If you don't believe that, let me tell you about an email I got the day after the rulings came down. It was just another press release, like the 30 or so I get every single day from random companies wanting me to promote them. But this one caught my eye because it was a gay business. OK. So I read past the first line. It was a security company. Wait. What? A gay security company? Not exactly. It was a brand-new company that had sprung into existence upon the passage of gay marriage, to protect gays and lesbians from being attacked at their own weddings.
The fact that this is a valid possibility, so much so that a new industry is about to be born around it, makes me think that for our upcoming nuptials, aside from the fact that maybe I should now worry about security, whom I give my money to really matters.
I was just sitting here, looking for a caterer and lighting specialist, etc., when I started to think to myself, "I don't want to give anyone money for a lesbian wedding if they weren't 100-percent for marriage equality!
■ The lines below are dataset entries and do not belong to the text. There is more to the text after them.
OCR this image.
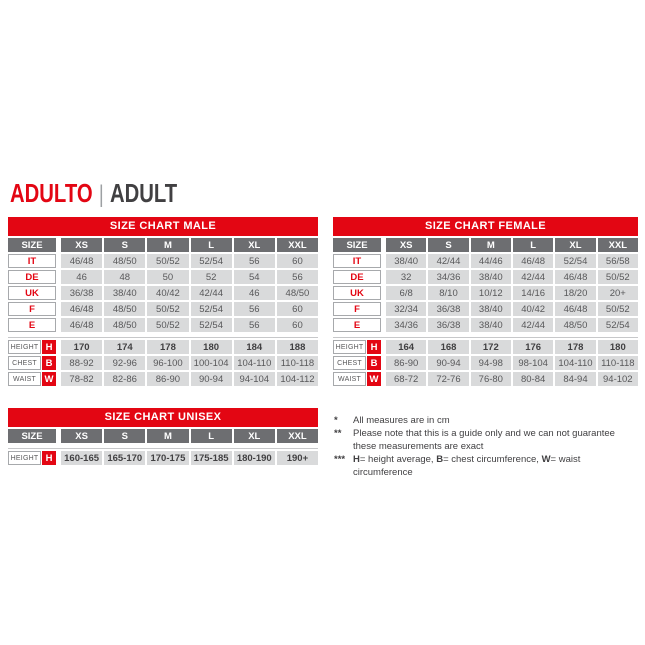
ADULTO | ADULT
SIZE CHART MALE
SIZE	XS	S	M	L	XL	XXL
IT	46/48	48/50	50/52	52/54	56	60
DE	46	48	50	52	54	56
UK	36/38	38/40	40/42	42/44	46	48/50
F	46/48	48/50	50/52	52/54	56	60
E	46/48	48/50	50/52	52/54	56	60
HEIGHT H	170	174	178	180	184	188
CHEST B	88-92	92-96	96-100	100-104 104-110 110-118
WAIST W	78-82	82-86	86-90	90-94	94-104	104-112
SIZE CHART FEMALE
SIZE	XS	S	M	L	XL	XXL
IT	38/40	42/44	44/46	46/48	52/54	56/58
DE	32	34/36	38/40	42/44	46/48	50/52
UK	6/8	8/10	10/12	14/16	18/20	20+
F	32/34	36/38	38/40	40/42	46/48	50/52
E	34/36	36/38	38/40	42/44	48/50	52/54
HEIGHT H	164	168	172	176	178	180
CHEST B	86-90	90-94	94-98	98-104	104-110 110-118
WAIST W	68-72	72-76	76-80	80-84	84-94	94-102
SIZE CHART UNISEX
SIZE	XS	S	M	L	XL	XXL
HEIGHT H	160-165 165-170 170-175 175-185 180-190	190+
*	All measures are in cm
**	Please note that this is a guide only and we can not guarantee
these measurements are exact
*** H= height average, B= chest circumference, W= waist circumference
There were plenty of vendors who made the news in the last few years for refusing the business of same-sex couples. So now that marriage equality is here, are we just going to go give them our money? I think not."
Which brings me to this post. We're trying to have our wedding this October, but anything could happen, and it might be sooner than we expect, or a little later. We are waiting on literally one more piece of vital information (family-related) before we can nail down a date. But it's going to be out of town, and I need to start getting estimates from vendors. Four months is not a lot of time to make a destination wedding happen.
But it's taking even longer because I find myself vetting the vendor list. I am literally cyber-stalking them for any hint of homophobia. (I'm sorry to say this, but if I see that they mention God or Jesus or their church anywhere in their website, they are blacklisted from my list. Yes, I realize that not all Christians are anti-gay, but let's not get into that now.) Even better, any obvious signs of gayness works in their favor, of course.
So for all my fellow love birds out there planning the day of your dreams, I ask you to take a minute and think about whom you're hiring and what they've stood for before your money was legally acceptable.